Sue Monk Kidd’s bestselling debut novel, The Secret Life of Bees, has enchanted critics and readers alike, bringing her literary renown and establishing her as one of the most popular writers working today. Taught widely in colleges and high schools, The Secret Life of Bees is a modern classic and Southern storytelling at its finest. The novel spent more than 100 weeks on The New York Times bestseller list, has sold over eight million copies worldwide, and has been translated into 36 languages. It was adapted into an award-winning movie starring Dakota Fanning, Queen Latifah, and Alicia Keys as well as a smash off-Broadway musical with book by Lynn Nottage and music by Duncan Sheik. Barnes & Noble listed The Secret Life of Bees as the sixth bestselling book of the decade.
Kidd’s follow-up, The Mermaid Chair, is an “emotionally rich novel, full of sultry, magical descriptions of life in the South” and an exploration of midlife marriage and a woman’s search for self-belonging. It was a #1 New York Times bestseller and spent nine months on the list. Winner of the 2005 Quill Award for General Fiction, The Mermaid Chair has sold over 1.8 million copies, has been translated into more than 20 languages, and was adapted into a television movie.
Kidd followed these novels with Traveling with Pomegranates, a mother-daughter travel memoir coauthored with her daughter Ann Kidd Taylor. Another New York Times bestseller, this wise and revealing memoir relates the stories of two women—a fiftysomething and a twentysomething—each at a crossroads, each on a quest to rediscover herself and one another. It has been called “a probing literary collaboration” by Publishers Weekly and a “stunning account of inner journeys, separate and intertwined” by Booklist.
The Invention of Wings was selected for Oprah’s Book Club 2.0 and debuted at #1 on The New York Times bestseller list, where it stayed for nine months. This exquisitely written novel is inspired in part by the historical figure of abolitionist and suffragist Sarah Grimke. The Invention of Wings chronicles the relationship between two women who are bonded in childhood—Sarah, the daughter of a wealthy Charleston family, and one of her family’s slaves, Hetty “Handful” Grimke, who yearns for freedom. A triumph of storytelling, Wings was hailed as a “textured masterpiece” by NPR and “exhilarating” by The Washington Post. The Chicago Tribune described it as “masterful… a remarkable novel about finding your voice.” It has sold more than a million copies and been translated into 20 languages.

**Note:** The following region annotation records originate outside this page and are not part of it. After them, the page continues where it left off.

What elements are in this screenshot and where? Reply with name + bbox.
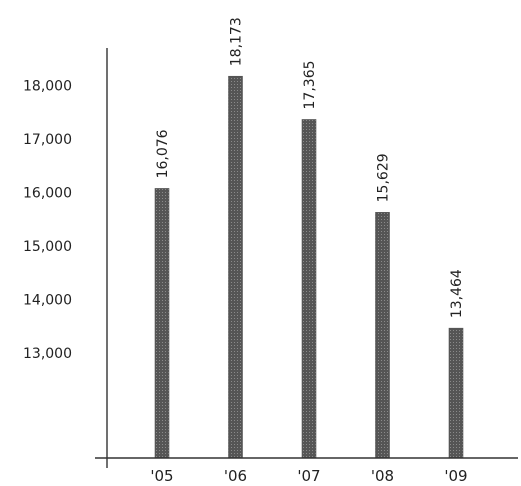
x-category-label: '05 <box>150 467 173 485</box>
bar <box>375 212 390 459</box>
bar-value-label: 17,365 <box>302 60 318 109</box>
x-category-label: '09 <box>444 467 467 485</box>
x-category-label: '08 <box>371 467 394 485</box>
x-axis-category-labels: '05 '06 '07 '08 '09 <box>150 467 467 485</box>
bar <box>448 327 464 459</box>
y-tick-label: 18,000 <box>23 79 72 95</box>
y-tick-label: 16,000 <box>23 186 72 202</box>
y-tick-label: 17,000 <box>23 132 72 148</box>
y-tick-label: 13,000 <box>23 346 72 362</box>
y-axis-tick-labels: 13,000 14,000 15,000 16,000 17,000 18,000 <box>23 79 72 363</box>
x-category-label: '06 <box>224 467 247 485</box>
y-tick-label: 14,000 <box>23 293 72 309</box>
bar-value-label: 13,464 <box>449 269 465 318</box>
data-labels-layer: 16,076 18,173 17,365 15,629 13,464 <box>155 17 465 318</box>
bar <box>228 75 243 459</box>
y-tick-label: 15,000 <box>23 239 72 255</box>
bars-layer <box>154 75 464 459</box>
bar-value-label: 15,629 <box>376 153 392 202</box>
x-category-label: '07 <box>297 467 320 485</box>
bar <box>301 119 317 459</box>
bar-value-label: 16,076 <box>155 129 171 178</box>
bar <box>154 188 170 459</box>
bar-value-label: 18,173 <box>229 17 245 66</box>
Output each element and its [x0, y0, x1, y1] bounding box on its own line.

An instant New York Times bestseller, Kidd’s fourth novel, The Book of Longings, imagines the story of a woman named Ana, the wife of Jesus. Set in the first century the novel takes Ana’s point of view as a brilliant, daring young woman who defies rigid societal expectations and takes fate into her hands. Grounded in meticulous historical research and written with a reverential approach to Jesus’s life that focuses on his humanity, The Book of Longings is an inspiring account of one woman’s bold struggle to realize the passion and potential inside her, while living in a time, place, and culture devised to silence her. The book has been translated into seventeen languages, spent seven weeks on The New York Times bestseller list, and was number one on the Indie Bound Independent bookstore bestseller list where it also spent seven months. A “richly imagined… a vibrant portrait of a woman striving to preserve and celebrate women’s stories—her own and countless others” (Publishers Weekly, starred review), The Associated Press raved The Book of Longings “is an epic masterpiece that is a triumph of insight and storytelling.”
Kidd is also the author of several highly regarded spiritual memoirs, including When the Heart Waits, her enduring account of spiritual awakening, and The Dance of the Dissident Daughter, a groundbreaking work in feminine spirituality and feminist theology. Firstlight, a collection of Kidd’s early writings, is a compilation of inspirational stories, spiritual essays, and meditations.
Kidd has received numerous awards and honors, including the 2004 Book Sense Paperback Book of the Year for The Secret Life of Bees and a nomination for the Women’s Prize for Fiction. The Invention of Wings was longlisted for the International Dublin Literary Award. In 2016, Texas Christian University, Kidd’s alma mater, awarded her an honorary doctorate.
In her lectures, Kidd discusses the themes and meanings of her work; the inspiration for her stories and characters; the experience of becoming a writer; racial and social justice; and the intersection of writing, creativity, and soul. She lives with her husband, Sandy, in North Carolina.